La tranquillité environnante rend difficile d’imaginer qu’il y a à peine huit ans, Baghdeda (Qaraqosh, comme on l’appelle en arabe), était entièrement occupée par des terroristes de l’État Islamique qui ont détruit le précieux et antique héritage chrétien, et brûlé et vidé Saint-Behnam.
« La première fois que j’ai visité la ville, quatre jours après sa libération, en 2016, nous avons vu une dévastation absolue, l’église incendiée, le clocher renversé. Je ressentais une grande tristesse. Cette paroisse était très active avant Daech. Cependant, l’Église est toujours debout, nous avons pu la restaurer », explique le Père George Jahola, originaire de Baghdeda, en soulignant certains des signes de destruction qui sont encore visibles, comme le clocher abattu.
Ces dernières années, l’Église a fait l’objet d’une restauration. Les travaux d’intérieur ont été récemment achevés, et maintenant, avec l’aide financière de Aid to the Church in Need [Aide à l’Église en Détresse (AED)], les travaux ont enfin commencé à l’extérieur.

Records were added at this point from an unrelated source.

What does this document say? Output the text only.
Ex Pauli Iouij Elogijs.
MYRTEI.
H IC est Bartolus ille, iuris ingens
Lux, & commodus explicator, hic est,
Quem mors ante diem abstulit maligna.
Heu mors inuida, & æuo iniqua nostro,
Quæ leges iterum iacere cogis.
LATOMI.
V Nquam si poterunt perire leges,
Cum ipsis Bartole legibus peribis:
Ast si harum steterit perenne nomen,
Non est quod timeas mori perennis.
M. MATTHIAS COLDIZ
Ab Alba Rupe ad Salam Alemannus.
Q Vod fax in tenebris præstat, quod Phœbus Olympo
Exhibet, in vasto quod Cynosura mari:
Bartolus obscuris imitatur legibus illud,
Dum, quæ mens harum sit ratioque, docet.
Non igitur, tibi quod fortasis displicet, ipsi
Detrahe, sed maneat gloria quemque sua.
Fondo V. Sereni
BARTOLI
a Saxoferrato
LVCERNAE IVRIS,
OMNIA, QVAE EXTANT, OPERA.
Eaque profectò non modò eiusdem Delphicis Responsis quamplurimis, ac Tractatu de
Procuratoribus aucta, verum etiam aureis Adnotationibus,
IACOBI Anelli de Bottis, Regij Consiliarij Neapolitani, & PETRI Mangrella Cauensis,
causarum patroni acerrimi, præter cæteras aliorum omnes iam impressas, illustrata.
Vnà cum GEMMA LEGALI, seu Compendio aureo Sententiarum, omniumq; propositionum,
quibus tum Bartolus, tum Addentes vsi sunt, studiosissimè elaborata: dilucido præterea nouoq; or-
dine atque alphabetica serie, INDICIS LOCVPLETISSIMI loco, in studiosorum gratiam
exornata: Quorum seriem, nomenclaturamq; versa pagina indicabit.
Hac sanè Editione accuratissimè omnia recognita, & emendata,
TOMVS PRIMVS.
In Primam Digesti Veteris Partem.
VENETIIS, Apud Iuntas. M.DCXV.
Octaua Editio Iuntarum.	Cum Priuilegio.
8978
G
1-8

Cependant, les habitants de Qaraqosh n’ont pas attendu la restauration totale pour commencer à prier dans cette église alors qu’ils revenaient de leur exil au Kurdistan. « La communauté était ravie de pouvoir revenir prier dans cette paroisse. Nous avons voulu affermir et encourager cette foi, et expliquer que l’Église est plus que des bâtiments. L’Église est formée par l’âme des gens qui vivent dans la paroisse. Après deux ans, nous avons décidé qu’il était temps de restaurer l’église, de donner de l’espoir aux gens », dit le Père George.
Un symbole et un témoin
L’espoir est nécessaire, même maintenant après la libération de la ville, alors que beaucoup sont encore tentés de chercher des terres plus sûres à l’ouest. « La restauration de cette église est un symbole de résistance, du fait de rester sur cette terre, de témoigner. Le Pape François nous a rendu visite il y a un peu plus d’un an, et il nous a demandé de témoigner sur cette terre », se souvient le prêtre.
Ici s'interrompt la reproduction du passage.